Sim, todas as doenças físicas são um produto da mente. A mente pode criar, prevenir, curar, ou pode piorar uma doença. Se a mente está num lugar meditativo de silêncio e quietude, ela vai prevenir doenças. Se a mente estiver totalmente desconectada com isso e se projetar nos seus medos, fará a doença piorar. O instrumento para colocar a mente nesse local é a meditação. É claro que outras coisas ajudam, como uma boa massagem, o contato com a natureza, estar ao lado de pessoas boas… Tudo aquilo que oferecer o mesmo resultado que a meditação oferece.
O que é o Budismo Bon e qual sua diferença em relação ao Budismo Tibetano?
O Bon é a tradição mais antiga do Tibet, a mais anciã, que há existe há milhares de anos, antes do Budismo Tibetano. Muitos ensinamentos são semelhantes e outros tornaram-se semelhantes ao longo do tempo. O Budismo Bon é mais conectado com os elementos (os 5 elementos) e com a natureza. Alguns cânones (um conjunto de textos sagrados) são diferentes, alguns deidades são diferentes, a ênfase no trabalho com os elementos e com a natureza é bem diferente também, mas no que se refere a praticar compaixão, acreditar em carma e reencarnação é o mesmo.

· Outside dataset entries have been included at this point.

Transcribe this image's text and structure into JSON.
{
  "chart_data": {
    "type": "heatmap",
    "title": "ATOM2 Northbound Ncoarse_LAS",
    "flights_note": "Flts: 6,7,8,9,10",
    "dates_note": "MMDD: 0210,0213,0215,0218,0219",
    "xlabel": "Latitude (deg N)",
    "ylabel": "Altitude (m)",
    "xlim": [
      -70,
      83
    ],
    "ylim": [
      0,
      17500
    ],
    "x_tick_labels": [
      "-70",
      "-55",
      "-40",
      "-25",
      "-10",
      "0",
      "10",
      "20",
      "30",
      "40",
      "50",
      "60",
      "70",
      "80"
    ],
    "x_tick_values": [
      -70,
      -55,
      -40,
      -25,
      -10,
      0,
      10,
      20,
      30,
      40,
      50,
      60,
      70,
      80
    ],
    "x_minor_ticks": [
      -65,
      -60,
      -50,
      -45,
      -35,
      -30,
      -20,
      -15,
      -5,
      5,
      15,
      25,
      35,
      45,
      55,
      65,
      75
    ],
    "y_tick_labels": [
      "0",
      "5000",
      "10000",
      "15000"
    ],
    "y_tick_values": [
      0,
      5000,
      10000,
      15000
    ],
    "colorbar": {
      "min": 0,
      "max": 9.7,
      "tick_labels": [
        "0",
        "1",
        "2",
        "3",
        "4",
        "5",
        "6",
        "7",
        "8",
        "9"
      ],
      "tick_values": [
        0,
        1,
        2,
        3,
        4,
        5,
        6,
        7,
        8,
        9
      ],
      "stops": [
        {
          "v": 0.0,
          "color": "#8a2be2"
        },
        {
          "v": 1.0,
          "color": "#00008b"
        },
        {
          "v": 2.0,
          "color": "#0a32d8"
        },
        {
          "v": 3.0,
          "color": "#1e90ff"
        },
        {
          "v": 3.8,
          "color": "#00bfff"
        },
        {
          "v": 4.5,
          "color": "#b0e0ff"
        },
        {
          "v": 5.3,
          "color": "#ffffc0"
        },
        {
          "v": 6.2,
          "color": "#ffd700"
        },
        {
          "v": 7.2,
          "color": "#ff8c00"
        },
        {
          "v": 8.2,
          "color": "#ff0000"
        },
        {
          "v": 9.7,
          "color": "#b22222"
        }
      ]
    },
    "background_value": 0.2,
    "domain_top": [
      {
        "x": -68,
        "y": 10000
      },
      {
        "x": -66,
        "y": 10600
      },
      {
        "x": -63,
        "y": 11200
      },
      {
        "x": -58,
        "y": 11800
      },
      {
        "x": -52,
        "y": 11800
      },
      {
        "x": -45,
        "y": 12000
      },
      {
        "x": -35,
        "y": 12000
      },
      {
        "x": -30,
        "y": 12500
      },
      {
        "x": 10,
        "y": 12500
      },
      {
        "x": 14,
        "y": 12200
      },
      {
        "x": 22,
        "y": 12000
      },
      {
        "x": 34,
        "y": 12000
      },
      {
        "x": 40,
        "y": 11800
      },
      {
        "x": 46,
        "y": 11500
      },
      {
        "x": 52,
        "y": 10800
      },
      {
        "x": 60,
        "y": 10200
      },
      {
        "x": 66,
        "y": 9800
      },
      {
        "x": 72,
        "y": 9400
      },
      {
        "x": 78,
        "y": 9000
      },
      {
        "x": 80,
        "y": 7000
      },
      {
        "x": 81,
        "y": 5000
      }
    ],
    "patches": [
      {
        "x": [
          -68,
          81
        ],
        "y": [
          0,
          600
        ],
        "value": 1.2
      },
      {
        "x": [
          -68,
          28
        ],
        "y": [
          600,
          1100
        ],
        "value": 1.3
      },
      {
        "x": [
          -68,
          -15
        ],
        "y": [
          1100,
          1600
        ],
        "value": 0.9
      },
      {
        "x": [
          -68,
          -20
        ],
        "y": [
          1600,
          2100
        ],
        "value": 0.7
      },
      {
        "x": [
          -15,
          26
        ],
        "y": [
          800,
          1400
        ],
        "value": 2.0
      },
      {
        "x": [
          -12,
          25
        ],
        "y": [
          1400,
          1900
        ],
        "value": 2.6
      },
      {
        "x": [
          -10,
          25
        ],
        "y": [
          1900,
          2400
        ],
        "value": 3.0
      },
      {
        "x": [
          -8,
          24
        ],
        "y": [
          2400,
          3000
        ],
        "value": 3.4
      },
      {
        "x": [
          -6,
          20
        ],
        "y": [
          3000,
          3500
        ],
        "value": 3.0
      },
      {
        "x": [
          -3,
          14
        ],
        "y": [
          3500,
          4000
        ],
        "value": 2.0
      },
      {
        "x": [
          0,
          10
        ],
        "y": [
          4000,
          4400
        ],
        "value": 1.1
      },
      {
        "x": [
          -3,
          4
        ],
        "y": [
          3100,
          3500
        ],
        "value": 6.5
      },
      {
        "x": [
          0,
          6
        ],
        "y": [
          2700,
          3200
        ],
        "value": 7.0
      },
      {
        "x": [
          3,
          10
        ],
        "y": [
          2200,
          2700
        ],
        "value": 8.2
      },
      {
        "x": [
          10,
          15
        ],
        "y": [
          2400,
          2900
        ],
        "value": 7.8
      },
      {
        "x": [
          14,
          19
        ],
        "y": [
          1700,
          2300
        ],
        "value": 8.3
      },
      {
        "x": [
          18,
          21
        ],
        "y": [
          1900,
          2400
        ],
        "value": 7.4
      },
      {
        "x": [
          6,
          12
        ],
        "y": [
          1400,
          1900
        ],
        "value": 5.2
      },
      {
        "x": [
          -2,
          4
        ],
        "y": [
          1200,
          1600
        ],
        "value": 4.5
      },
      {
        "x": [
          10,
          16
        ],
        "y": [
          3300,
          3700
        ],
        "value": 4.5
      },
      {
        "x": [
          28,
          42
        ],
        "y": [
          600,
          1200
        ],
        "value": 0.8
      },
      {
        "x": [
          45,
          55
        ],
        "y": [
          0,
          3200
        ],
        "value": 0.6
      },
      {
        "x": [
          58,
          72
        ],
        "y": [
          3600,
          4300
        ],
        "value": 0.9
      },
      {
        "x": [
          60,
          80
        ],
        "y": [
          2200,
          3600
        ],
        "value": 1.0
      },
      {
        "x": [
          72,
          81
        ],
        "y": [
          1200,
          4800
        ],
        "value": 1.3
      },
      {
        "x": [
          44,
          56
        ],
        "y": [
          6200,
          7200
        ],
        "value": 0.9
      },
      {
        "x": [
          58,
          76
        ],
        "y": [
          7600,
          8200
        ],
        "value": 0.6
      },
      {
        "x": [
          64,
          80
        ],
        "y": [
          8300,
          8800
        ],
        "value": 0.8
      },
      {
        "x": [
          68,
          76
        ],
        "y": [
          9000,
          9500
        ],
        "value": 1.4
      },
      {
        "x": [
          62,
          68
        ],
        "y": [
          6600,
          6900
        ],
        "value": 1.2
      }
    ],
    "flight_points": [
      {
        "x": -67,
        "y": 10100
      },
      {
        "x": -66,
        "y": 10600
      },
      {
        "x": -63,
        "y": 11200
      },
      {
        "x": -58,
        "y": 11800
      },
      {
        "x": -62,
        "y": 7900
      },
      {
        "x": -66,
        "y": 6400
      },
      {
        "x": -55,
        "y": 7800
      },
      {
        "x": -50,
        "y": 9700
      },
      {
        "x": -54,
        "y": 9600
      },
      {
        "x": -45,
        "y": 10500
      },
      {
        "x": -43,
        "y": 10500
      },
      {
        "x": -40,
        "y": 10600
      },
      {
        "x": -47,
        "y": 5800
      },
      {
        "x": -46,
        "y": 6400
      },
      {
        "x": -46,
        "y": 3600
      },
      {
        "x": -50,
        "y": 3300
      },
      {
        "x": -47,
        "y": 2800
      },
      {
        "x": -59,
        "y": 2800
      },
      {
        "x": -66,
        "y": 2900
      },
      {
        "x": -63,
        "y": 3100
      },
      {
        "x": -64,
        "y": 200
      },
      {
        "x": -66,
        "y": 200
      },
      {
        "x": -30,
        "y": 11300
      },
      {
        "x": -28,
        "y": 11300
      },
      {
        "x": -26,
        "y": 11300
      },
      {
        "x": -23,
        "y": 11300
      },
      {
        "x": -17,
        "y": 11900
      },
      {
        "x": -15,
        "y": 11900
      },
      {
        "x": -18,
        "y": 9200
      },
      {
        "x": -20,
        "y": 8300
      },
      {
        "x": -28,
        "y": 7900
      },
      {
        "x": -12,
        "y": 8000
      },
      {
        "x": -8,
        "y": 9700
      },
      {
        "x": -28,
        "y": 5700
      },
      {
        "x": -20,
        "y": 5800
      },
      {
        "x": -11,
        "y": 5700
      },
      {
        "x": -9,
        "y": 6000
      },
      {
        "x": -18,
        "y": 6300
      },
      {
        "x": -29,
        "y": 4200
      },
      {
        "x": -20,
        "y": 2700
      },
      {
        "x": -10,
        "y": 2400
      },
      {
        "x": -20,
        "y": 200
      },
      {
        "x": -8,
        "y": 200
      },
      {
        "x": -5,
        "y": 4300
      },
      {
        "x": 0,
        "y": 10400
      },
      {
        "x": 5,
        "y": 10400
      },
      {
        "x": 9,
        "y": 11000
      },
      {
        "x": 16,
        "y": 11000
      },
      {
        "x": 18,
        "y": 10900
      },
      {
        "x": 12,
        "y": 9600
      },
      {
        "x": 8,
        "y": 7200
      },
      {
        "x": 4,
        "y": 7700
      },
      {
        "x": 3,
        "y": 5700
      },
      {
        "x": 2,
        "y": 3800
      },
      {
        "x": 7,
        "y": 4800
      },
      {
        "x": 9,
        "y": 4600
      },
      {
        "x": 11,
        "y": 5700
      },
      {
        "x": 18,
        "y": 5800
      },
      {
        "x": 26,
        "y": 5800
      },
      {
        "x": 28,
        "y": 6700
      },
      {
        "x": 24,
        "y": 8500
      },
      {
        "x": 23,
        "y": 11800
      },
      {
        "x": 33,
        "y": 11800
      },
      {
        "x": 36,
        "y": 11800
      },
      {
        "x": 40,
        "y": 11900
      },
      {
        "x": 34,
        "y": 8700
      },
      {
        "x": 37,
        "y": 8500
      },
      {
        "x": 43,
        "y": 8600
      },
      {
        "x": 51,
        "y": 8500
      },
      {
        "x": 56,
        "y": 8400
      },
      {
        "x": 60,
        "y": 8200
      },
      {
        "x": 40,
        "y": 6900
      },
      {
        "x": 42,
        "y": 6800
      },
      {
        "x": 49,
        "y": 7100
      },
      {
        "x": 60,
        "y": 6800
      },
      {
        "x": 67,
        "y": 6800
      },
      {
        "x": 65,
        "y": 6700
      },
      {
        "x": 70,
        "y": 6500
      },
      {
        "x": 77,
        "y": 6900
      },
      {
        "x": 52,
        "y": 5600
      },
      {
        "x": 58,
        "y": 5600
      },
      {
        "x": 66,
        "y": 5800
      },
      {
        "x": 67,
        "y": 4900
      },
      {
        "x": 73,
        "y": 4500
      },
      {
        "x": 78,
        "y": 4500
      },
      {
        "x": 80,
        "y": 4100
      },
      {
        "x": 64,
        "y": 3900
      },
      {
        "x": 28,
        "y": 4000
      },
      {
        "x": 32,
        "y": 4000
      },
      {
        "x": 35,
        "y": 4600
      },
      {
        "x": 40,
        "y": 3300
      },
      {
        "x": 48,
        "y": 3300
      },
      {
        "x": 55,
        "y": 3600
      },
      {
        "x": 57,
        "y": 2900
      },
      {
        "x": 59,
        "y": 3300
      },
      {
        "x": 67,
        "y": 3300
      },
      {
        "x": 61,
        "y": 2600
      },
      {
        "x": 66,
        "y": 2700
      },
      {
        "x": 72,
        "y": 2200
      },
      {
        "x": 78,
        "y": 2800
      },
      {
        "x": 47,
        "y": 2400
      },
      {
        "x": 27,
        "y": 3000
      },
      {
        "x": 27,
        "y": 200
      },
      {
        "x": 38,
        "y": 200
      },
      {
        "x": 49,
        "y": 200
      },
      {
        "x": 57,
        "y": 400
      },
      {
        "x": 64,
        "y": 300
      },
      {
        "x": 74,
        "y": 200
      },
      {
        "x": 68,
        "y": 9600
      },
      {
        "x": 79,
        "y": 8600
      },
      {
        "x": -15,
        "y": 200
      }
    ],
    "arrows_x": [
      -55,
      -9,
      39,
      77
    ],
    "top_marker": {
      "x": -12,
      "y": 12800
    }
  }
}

Porque a cremação é preferível ao enterro?
De maneira geral, a cremação é a dissolução do corpo no espaço e nesse sentido parece ser uma forma mais limpa de dissolução do que deixar algo para trás (como no enterro). Tipicamente, deve-se esperar 3 dias e 4 noites para rezas, antes da cremação.
Você pode falar com os mortos?
Eu não cheguei a falar, mas tive uma sensação de comunicação quando meus pais morreram. Mas é possível falar com os mortos sim.
Você chora quando alguém que gosta muito morre?
Sim, eu chorei quando minha mãe morreu. É um sofrimento natural. É bom poder experienciar o luto e expressá-lo.